Uriah:  ‘No, it’s not Trace-l. It’s Tracel.’

Tracel:  I don’t know if I told you but I spent my entire fourth grade year as Trace-l.

Uriah:   Oh my goodness!

Tracel:  I corrected the teacher the first two weeks and then it was, her daughter’s name was Tracey and she connected the two in her mind and it was over. So I can’t keep correcting.

Uriah:   One year lost.

Tracel:  Right. Exactly!

Uriah:   So those are a couple of reasons. And then also, I just figured it’s better if the name of my practice doesn’t include me just in case someday I want to sell it or make some sort of transition or maybe just have somebody else run the business that’s not me. I’m not planning on doing that anytime soon, but it would be easier if I did that now. So there you go. And the fun thing is that, in working with Practicery, I got to get a chance to work with their copywriter, who specializes in helping people name their business.
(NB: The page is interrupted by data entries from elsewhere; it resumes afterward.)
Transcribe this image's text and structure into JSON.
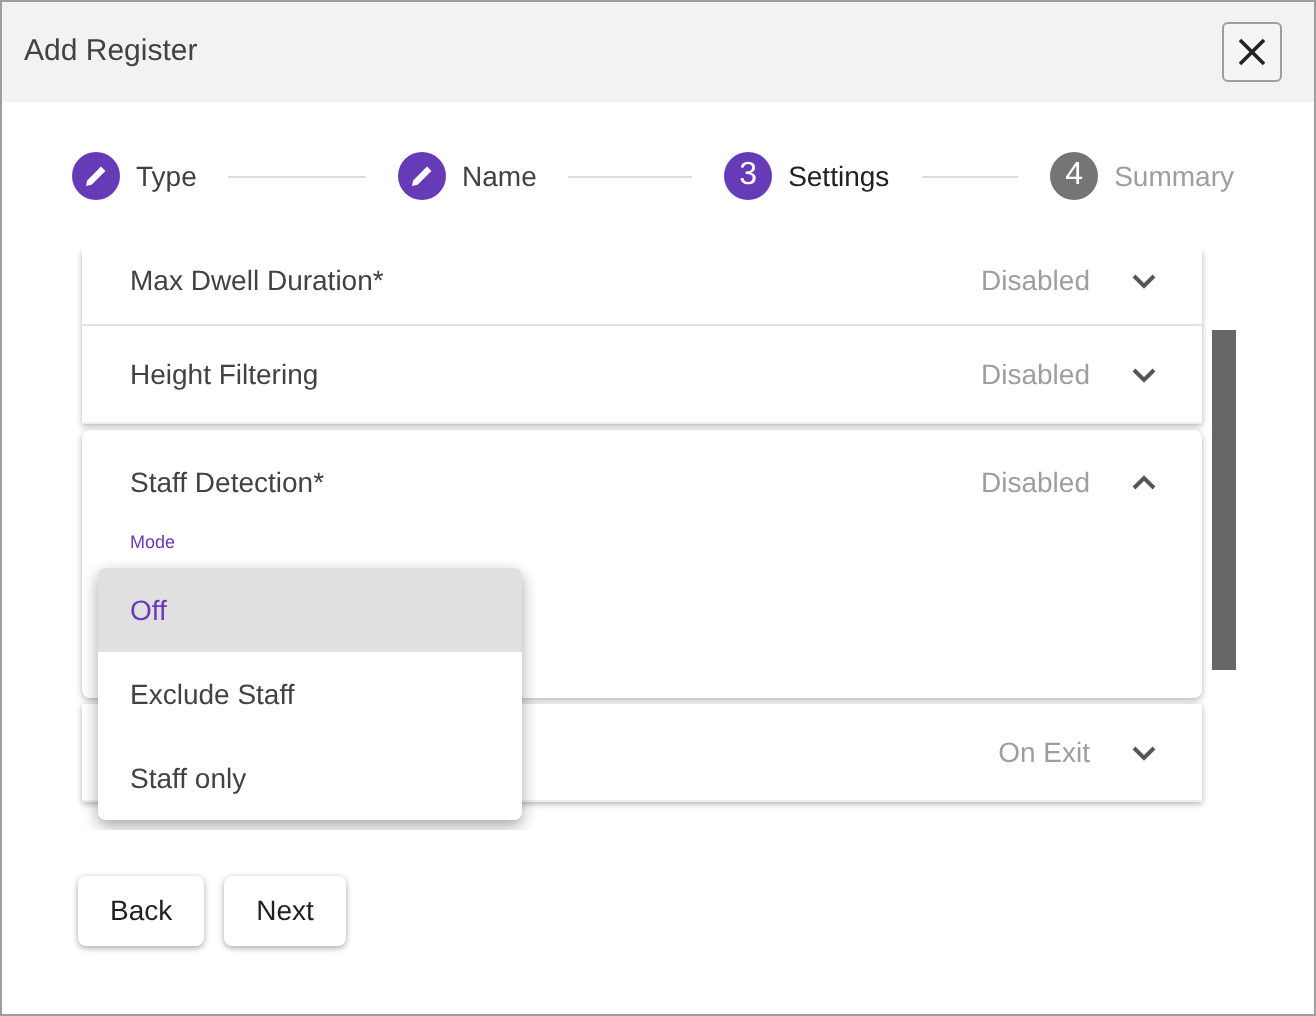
{
  "window": {
    "title": "Add Register"
  },
  "steps": [
    {
      "label": "Type",
      "completed": true,
      "active": false
    },
    {
      "label": "Name",
      "completed": true,
      "active": false
    },
    {
      "number": "3",
      "label": "Settings",
      "completed": false,
      "active": true
    },
    {
      "number": "4",
      "label": "Summary",
      "completed": false,
      "active": false
    }
  ],
  "panels": [
    {
      "title": "Max Dwell Duration*",
      "value": "Disabled",
      "expanded": false
    },
    {
      "title": "Height Filtering",
      "value": "Disabled",
      "expanded": false
    },
    {
      "title": "Staff Detection*",
      "value": "Disabled",
      "expanded": true,
      "field_label": "Mode"
    },
    {
      "value": "On Exit",
      "expanded": false
    }
  ],
  "menu": [
    {
      "label": "Off",
      "selected": true
    },
    {
      "label": "Exclude Staff",
      "selected": false
    },
    {
      "label": "Staff only",
      "selected": false
    }
  ],
  "buttons": [
    "Back",
    "Next"
  ]
}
And so that was kind of fun. It was a challenging process because naming anything is hard, even naming a cat or a dog is sometimes hard!

Tracel:  And then especially if you’re going to have a website, then is that name available? Or does somebody else already have that? So there’s that whole other layer of difficulty.

Uriah:   And you never really want a website name with a bunch of hyphens, you know.

Tracel:  Right.

Uriah:   That’s not so good for anybody. So anyway, we might have to do a part two on this one because it’s still in process, but we did end up choosing the name InTune Family Counseling, which kind of plays on the the music theme that we have a waiting room here and some really fun metaphors around being in -sync in relationships and feeling flow and rhythm, those kind of things. So I’m stoked on that.

Tracel:  Yeah, great name.

Uriah:   That should be fun. So, yeah, those are some thoughts on on branding and rebranding and it is fun to talk about. I think the most important thing is that whatever you create for your practice, that it gives people a true sense of who you are and what you do and helps them feel confident in you and your services. At the end of the day, that’s what it is, right?

Tracel:  Right.

Uriah:   And you know it when you encounter a brand that has that. And you know, when they don’t, usually!

Tracel:  Very true!

Uriah:   Even on a gut level, you’re like, ‘I don’t know if I should spend money here!’

Tracel:  Right!

Uriah:   So there you go. I hope that was interesting and helpful. And thanks for listening. You all have a great day!